Don’t get too bogged down in trying to assign exact ranges to each opponent. It’s mostly guesswork, and I don’t think precision will greatly influence the correct play in most situations anyway. Do recognize, though, that the absence of a four-bet greatly reduces the likelihood of either of these players holding KK, AA, or AK. I’m less comfortable making assumptions about what AQ, QQ, or anything weaker would do, but I’m not too worried about running into an overpair here.

UTG’s range is surely wider than it should be (then again, who knows what a range for limping UTG and then cold calling a 3-bet “should” look like), but it may be stronger than you think. Even loose players usually have some standards for cold calling 3-bets.

I doubt UTG2 has much of a folding range considering the odds he’s getting once the action is back on him.

Hero’s range probably looks stronger than it is, because this was an exploitive three-bet. If it weren’t for the reads and sizing tell Hero acted on, he wouldn’t be three-betting this wide, and presumably the other players don’t recognize those features of the situation and so will give Hero more credit than he deserves. So although Hero may in fact have the most air-heavy range of the three, I still want to play the hand aggressively.

Bet Sizing and Barreling

We’re only on the flop, but with an SPR of less than four, we have to think about whether and how to put stacks into play. There are a lot of arguments for planning to fire multiple barrels at this pot. As I argued above, both Villains likely have a lot of medium strength hands but very few hands they’ll be comfortable playing for stacks. Their ranges consist mostly of good but not great bluff-catchers, and they’re likely to overestimate Hero’s strength. That along with Hero’s backdoor draws all argues for barreling a lot of runouts.

There was a lot of agreement about betting the flop, but not much consensus on sizing. Commenters advocated anywhere from $80 to $140, and a lot of people seemed to be just throwing out a number without a lot of justification for it.

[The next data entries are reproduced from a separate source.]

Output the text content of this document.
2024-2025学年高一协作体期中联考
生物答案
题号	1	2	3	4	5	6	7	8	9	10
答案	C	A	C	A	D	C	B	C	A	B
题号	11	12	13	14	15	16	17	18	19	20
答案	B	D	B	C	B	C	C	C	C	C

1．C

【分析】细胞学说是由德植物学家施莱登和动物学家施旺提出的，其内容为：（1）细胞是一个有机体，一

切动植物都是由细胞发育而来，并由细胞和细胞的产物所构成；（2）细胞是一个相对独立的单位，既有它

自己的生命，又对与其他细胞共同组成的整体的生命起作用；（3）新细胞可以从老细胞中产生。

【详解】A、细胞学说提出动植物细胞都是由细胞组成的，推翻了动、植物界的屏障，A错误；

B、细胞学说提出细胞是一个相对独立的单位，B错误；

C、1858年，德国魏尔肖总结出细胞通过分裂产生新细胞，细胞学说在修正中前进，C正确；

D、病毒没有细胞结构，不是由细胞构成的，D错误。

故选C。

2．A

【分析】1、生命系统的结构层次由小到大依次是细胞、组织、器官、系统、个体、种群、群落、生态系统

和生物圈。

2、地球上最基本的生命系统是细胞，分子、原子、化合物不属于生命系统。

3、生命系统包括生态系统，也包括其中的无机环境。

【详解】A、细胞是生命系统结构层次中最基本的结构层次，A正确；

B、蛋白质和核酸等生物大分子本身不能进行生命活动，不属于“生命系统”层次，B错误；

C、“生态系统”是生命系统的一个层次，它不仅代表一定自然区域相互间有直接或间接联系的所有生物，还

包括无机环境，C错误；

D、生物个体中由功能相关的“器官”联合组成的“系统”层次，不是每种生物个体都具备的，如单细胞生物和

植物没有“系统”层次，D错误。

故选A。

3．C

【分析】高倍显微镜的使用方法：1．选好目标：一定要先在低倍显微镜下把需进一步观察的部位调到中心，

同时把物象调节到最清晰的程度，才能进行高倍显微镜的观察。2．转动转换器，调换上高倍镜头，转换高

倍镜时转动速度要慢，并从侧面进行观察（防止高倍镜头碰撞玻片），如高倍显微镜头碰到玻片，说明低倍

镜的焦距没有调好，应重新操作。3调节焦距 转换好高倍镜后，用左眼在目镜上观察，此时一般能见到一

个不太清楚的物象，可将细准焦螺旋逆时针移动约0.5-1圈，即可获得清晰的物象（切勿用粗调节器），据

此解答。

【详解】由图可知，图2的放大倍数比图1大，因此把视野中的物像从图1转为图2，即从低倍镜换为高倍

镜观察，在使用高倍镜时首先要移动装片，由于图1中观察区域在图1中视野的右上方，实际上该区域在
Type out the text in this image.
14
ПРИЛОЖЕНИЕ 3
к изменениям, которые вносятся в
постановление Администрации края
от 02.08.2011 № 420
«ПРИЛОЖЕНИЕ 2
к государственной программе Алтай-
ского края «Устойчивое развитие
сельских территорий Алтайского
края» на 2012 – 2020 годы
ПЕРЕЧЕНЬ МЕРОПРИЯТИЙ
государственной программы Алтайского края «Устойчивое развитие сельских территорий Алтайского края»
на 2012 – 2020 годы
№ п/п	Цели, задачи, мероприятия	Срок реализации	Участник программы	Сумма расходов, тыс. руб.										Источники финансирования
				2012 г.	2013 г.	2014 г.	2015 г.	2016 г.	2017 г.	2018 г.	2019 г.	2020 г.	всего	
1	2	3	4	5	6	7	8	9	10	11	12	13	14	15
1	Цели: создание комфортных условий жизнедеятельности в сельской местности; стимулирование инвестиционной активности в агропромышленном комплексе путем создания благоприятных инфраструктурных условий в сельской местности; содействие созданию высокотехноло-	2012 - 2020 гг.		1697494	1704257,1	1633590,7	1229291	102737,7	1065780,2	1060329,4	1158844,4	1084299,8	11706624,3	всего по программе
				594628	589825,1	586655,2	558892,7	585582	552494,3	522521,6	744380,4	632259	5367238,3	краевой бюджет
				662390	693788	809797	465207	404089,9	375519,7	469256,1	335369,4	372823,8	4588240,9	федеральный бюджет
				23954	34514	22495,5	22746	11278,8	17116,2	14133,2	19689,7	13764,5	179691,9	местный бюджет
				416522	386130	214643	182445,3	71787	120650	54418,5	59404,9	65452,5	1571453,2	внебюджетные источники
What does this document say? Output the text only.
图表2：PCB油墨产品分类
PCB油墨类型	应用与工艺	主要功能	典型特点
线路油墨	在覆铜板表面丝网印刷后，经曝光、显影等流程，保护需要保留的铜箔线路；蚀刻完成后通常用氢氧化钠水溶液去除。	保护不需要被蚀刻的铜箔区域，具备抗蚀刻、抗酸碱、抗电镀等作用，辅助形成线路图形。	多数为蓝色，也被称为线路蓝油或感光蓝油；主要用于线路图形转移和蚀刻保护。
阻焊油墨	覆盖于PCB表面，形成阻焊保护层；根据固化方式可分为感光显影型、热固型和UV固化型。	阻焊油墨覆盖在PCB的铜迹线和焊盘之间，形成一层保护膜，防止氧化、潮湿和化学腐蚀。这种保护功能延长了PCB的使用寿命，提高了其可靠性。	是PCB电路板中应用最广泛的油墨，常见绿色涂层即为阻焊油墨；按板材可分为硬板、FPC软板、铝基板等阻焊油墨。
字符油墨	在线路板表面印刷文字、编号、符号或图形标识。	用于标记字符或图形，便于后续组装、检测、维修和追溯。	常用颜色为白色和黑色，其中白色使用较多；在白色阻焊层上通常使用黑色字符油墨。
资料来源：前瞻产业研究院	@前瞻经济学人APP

This is why it’s so important to think ahead and think about your entire range. You need to decide whether you’re going to try to bet flop and shove turn with your strongest hands, or whether you’d rather break the betting over three streets. Then you need to construct a bluffing range that at least balances those bets, though in this case I’d want to be weighted towards bluffs anyway.

This is a relatively static flop. A few specific turns will do a lot to improve formerly weak hands, but most of the time the strongest hands on the flop will still be among the strongest hands on the river. That argues for more, smaller bets.

In Mathematics of Poker, Chen and Ankenman demonstrate that in a completely static game with no raising, the optimal strategy is to bet the same fraction of the pot on each street such that your last bet is all-in. Those conditions don’t quite hold here, but they are close enough to make this strategy worth following in my opinion.

I set up a spreadsheet to help me solve this, and it turns that if force ourselves to bet in increments of $5, the closest we can get is to bet $75 on the flop. This assumes we bet and get a single caller, which is a far more likely outcome than getting two calls. If the latter happens, we’ll just cross the bridge when we come to it.

Counter-Arguments

My suspicion is that some people will be uncomfortable with this sizing because it seems small and thus could be perceived as weak. But how, really, can our opponents respond to that? They can either check-raise bluff or they can call light.

We can protect against the possibility of excessive check-raise bluffing simply by having appropriate calling and re-bluffing ranges. It’s not a reason to bluff less often or with a larger size, just a reason to defend more after betting.

As for calling light, I agree that quite possibly neither player will fold a pair or a draw to the flop bet. It’s true that a larger size will get you more folds, but then again it needs to get more folds, because it risks more.

It’s not obvious to me that getting called by 99 on the flop is such a bad thing. Not only does Hero have pretty decent equity against that hand, but it’s a hand that’s not likely to go to the felt unimproved, so as long as aggressive barreling is in the works, Hero may actually prefer for 99 to call rather than fold.

1 thought on “What’s Your Play? Suited Broadway on the Flop Results”

  1. This I think is very pertinent:

    “You need to decide whether you’re going to try to bet flop and shove turn with your strongest hands, or whether you’d rather break the betting over three streets. Then you need to construct a bluffing range that at least balances those bets, though in this case I’d want to be weighted towards bluffs anyway.”